At the same time, or when the illuminated pictures didn't stamp themselves in my soft, new skull of mine, my dad always stood strong. He's always been a bigger man. Not overweight, mind you, but definitely not one to wear skinny jeans. Anyway, that's beside the point, isn't it? He, too, carved his own image in my mind. His cheerful smile and hearty laughter had always warmed the whole family. It was perfect then; there were no cracks in the mirrors or shatters of masks.

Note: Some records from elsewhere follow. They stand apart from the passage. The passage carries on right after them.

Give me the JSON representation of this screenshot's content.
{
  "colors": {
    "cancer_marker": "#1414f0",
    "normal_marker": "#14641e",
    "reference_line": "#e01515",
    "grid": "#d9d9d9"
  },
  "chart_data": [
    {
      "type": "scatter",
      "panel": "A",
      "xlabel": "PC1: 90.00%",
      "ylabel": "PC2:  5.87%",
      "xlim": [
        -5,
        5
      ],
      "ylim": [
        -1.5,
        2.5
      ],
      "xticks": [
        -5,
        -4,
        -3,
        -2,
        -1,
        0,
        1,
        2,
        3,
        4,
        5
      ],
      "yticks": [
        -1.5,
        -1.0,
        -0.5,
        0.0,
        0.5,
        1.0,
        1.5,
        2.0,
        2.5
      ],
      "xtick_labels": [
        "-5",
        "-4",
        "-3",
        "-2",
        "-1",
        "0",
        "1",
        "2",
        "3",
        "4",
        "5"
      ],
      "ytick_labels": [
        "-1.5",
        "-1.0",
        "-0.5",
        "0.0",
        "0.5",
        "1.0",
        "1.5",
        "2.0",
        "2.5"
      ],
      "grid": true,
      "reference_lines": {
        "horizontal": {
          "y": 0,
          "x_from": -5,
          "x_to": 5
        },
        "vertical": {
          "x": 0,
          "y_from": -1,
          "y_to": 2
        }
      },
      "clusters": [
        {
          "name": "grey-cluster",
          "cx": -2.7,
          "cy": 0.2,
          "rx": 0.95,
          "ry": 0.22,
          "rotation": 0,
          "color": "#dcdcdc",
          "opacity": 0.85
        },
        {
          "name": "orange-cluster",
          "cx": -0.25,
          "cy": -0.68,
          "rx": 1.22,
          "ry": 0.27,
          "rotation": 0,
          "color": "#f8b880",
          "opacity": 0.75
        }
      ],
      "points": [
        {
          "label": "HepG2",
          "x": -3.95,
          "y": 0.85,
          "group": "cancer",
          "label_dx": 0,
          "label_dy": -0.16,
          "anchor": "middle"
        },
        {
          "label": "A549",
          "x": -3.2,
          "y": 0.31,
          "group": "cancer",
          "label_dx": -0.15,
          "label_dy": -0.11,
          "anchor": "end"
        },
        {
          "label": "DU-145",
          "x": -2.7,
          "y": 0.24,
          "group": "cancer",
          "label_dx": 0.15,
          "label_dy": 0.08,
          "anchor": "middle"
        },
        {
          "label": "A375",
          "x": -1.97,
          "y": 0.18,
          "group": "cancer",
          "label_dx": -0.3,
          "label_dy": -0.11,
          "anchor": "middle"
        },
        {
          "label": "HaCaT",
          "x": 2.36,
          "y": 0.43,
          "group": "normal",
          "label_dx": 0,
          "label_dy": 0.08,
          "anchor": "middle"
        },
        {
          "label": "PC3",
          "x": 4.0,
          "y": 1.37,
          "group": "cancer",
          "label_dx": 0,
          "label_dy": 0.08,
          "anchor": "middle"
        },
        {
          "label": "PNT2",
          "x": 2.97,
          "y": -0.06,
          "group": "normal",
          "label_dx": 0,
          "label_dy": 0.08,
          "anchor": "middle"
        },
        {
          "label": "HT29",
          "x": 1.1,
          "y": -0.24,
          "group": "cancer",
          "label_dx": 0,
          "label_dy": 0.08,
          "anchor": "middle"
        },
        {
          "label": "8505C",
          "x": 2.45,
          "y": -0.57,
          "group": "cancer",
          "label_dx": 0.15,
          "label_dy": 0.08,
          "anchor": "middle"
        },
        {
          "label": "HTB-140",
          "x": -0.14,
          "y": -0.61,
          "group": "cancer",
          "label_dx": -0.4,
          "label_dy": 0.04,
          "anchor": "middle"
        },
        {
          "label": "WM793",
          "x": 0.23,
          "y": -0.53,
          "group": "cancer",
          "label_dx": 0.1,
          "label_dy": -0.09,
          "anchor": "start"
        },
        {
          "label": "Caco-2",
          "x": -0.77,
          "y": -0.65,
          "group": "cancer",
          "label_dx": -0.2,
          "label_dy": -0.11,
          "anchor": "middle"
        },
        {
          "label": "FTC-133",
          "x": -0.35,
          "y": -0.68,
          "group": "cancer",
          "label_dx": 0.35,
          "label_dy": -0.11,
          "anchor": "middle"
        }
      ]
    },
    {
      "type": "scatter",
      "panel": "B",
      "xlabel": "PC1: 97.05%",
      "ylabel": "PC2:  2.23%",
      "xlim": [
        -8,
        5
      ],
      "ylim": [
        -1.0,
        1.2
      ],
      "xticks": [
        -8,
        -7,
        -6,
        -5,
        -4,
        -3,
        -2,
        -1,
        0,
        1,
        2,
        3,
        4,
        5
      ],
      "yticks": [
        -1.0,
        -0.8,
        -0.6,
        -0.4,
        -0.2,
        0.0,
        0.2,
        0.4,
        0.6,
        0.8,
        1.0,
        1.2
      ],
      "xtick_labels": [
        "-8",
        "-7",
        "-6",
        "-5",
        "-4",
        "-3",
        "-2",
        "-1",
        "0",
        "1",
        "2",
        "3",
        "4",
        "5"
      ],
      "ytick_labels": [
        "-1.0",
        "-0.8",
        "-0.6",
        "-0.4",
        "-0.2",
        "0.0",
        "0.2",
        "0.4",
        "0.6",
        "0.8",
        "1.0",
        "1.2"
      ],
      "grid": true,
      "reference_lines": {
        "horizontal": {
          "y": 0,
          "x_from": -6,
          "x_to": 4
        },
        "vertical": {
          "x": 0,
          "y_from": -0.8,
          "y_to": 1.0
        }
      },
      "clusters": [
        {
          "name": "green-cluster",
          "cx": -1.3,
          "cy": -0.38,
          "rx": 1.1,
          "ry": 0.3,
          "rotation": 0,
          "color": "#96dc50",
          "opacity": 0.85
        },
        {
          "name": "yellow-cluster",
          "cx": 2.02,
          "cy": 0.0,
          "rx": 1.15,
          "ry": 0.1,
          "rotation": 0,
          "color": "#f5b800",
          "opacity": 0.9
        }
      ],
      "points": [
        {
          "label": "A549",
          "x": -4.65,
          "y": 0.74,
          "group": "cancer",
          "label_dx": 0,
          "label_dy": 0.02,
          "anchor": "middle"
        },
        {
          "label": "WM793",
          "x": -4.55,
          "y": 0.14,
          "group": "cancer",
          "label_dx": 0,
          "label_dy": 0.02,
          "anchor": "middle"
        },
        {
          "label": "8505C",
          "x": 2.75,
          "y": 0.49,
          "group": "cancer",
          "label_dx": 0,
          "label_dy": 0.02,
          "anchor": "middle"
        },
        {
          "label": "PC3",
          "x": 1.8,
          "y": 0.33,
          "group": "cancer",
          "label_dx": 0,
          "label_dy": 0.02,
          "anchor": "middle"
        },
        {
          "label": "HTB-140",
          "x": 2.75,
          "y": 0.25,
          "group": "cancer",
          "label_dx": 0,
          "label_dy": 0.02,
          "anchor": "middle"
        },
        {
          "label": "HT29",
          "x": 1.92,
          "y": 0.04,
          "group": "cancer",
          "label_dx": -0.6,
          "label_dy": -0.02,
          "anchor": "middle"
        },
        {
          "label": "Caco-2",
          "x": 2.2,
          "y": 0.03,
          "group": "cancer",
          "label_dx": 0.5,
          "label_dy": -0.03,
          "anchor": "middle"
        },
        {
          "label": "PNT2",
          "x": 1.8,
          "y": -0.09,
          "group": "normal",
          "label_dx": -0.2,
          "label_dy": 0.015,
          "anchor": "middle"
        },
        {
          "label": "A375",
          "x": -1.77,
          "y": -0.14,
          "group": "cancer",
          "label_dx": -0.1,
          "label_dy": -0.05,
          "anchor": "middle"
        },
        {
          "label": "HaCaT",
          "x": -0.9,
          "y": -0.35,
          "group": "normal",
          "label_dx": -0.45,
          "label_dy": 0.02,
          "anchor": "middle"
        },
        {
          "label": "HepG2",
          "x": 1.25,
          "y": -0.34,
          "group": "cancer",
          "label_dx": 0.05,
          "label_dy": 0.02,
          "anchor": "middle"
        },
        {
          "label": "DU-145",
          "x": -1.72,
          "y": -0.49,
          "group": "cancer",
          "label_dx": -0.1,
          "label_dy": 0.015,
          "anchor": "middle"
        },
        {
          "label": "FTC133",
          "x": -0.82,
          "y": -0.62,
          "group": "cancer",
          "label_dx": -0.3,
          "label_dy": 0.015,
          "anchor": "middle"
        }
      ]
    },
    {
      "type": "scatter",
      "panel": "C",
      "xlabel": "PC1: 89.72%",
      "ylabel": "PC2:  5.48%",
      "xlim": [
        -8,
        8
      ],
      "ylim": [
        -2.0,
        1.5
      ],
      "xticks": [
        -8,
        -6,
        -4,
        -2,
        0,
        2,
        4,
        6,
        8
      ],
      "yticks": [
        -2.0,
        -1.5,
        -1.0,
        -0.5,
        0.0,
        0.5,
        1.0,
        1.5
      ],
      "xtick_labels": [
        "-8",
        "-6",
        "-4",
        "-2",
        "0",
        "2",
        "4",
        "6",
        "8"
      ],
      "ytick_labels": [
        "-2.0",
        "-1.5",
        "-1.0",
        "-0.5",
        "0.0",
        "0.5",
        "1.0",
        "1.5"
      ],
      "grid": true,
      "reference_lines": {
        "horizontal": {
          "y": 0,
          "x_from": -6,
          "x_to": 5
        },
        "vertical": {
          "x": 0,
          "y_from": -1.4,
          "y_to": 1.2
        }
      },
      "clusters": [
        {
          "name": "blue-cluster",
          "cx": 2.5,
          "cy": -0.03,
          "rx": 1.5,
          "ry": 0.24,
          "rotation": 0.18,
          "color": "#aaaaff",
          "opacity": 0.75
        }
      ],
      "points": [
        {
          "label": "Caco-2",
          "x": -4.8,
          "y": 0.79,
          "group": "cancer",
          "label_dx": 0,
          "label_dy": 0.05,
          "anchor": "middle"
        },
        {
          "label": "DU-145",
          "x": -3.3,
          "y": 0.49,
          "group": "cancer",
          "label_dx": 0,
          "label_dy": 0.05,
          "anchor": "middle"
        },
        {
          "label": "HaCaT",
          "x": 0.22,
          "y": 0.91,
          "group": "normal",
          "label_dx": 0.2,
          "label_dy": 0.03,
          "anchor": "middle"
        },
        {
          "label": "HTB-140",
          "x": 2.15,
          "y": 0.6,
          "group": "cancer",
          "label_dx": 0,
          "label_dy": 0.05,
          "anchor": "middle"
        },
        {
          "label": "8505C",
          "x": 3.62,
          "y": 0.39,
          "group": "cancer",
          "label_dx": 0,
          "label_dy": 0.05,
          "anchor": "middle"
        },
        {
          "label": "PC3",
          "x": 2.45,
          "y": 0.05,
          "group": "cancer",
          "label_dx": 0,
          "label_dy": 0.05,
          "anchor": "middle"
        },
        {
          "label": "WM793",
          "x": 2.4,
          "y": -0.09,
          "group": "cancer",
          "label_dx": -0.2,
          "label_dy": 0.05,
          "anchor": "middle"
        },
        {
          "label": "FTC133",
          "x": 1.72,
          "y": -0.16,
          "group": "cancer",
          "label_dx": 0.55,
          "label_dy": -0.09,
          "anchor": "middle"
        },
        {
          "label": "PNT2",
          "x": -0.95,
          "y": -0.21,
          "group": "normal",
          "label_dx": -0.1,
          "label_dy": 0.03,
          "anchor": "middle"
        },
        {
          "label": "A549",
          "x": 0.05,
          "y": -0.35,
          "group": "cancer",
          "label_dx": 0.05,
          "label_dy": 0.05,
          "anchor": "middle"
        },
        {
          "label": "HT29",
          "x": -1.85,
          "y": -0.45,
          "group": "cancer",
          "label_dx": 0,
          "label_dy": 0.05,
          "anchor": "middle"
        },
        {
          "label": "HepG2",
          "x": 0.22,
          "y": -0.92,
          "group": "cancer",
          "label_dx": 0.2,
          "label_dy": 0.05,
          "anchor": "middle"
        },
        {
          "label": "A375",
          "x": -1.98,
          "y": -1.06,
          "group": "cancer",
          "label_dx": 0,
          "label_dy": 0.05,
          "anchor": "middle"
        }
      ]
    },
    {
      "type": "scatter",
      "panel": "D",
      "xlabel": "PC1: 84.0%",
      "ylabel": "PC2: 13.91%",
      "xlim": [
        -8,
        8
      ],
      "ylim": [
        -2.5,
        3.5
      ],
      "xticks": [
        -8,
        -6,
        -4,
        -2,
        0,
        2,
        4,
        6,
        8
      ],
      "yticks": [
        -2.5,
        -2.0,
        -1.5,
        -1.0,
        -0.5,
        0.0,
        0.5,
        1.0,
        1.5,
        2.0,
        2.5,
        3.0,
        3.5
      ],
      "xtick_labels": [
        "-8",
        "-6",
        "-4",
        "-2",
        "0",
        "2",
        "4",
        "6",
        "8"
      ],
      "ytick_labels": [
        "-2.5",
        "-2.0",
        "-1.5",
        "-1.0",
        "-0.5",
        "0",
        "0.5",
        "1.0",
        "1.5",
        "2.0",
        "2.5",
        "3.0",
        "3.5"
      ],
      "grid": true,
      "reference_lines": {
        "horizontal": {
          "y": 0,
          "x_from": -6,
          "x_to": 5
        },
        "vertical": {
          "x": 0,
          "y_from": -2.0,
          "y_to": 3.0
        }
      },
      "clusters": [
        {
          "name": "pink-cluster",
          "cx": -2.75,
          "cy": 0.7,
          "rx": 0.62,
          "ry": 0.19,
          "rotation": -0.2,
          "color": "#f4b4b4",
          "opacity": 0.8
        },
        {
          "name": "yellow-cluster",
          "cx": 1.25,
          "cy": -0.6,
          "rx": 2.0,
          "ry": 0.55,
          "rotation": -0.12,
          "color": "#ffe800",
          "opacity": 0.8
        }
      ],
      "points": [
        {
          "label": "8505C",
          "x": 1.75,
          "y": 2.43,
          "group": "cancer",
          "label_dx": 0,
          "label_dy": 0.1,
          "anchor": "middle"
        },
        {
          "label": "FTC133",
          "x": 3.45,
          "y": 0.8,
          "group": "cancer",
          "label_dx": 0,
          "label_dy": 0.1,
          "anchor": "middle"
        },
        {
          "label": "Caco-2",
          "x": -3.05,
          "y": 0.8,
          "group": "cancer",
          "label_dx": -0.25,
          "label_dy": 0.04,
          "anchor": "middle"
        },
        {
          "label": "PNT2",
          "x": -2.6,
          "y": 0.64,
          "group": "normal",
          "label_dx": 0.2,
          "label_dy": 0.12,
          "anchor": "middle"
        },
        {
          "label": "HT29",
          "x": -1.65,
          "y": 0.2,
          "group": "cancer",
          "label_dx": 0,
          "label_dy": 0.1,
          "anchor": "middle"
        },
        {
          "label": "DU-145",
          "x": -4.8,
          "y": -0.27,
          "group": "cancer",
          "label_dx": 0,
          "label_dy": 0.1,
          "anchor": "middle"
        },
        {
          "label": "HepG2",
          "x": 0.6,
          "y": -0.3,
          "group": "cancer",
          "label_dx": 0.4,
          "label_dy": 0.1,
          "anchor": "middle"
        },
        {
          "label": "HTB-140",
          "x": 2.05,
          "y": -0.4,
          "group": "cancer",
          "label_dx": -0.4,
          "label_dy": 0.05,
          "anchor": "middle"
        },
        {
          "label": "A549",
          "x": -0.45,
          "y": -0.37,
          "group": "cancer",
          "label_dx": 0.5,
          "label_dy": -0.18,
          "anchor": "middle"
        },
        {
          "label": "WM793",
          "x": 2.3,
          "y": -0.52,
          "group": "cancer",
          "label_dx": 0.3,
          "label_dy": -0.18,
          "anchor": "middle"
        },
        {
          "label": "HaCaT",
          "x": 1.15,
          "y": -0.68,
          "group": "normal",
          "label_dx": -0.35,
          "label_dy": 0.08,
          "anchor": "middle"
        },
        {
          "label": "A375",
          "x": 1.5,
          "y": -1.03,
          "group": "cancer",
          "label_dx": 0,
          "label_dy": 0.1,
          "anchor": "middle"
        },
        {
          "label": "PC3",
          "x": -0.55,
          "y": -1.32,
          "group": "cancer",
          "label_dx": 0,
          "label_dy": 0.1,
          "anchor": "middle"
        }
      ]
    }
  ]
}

Though, things did change when I began to file into buses and seat myself in classrooms. Now, it was subtle, but enough to catch my small span of attention as a child. Kids could be jerks and teachers strict. It wasn't like a fairy tale or just a small girl's wide appreciation for the man who called himself 'her father.' Though, as always, I smiled and gave a cheery voice just as the princesses had. Now, I make it sound as though I didn't understand that the whole situation Snow White and the others weren't perfect, because I did, though the characters were. No wrinkles on their skin, just a smooth, animated color. No sweat and grime on their hands after working on various chores, just clean, cartoon-hands.

Middle school came and went, nothing much to really say other than my eyes had crept open from their 'rose-colored glasses faze,' though not all the way. Girls gossiped to diminish any competition while boys pushed and shoved to dictate their own authority as 'men.' The sky still was a bright blue and the sun was still up even on rainy days. I didn't understand why the girl in the corner scowled at her luck with black everything as clothing or why the boy hiding in the bathroom refused to believe that the 8th grader on the field was 'just being rough.' I just couldn't comprehend any of that as I sat with a loving family in a beautiful house, the princesses subconsciously cleaning the negative thoughts away, not allowing them through.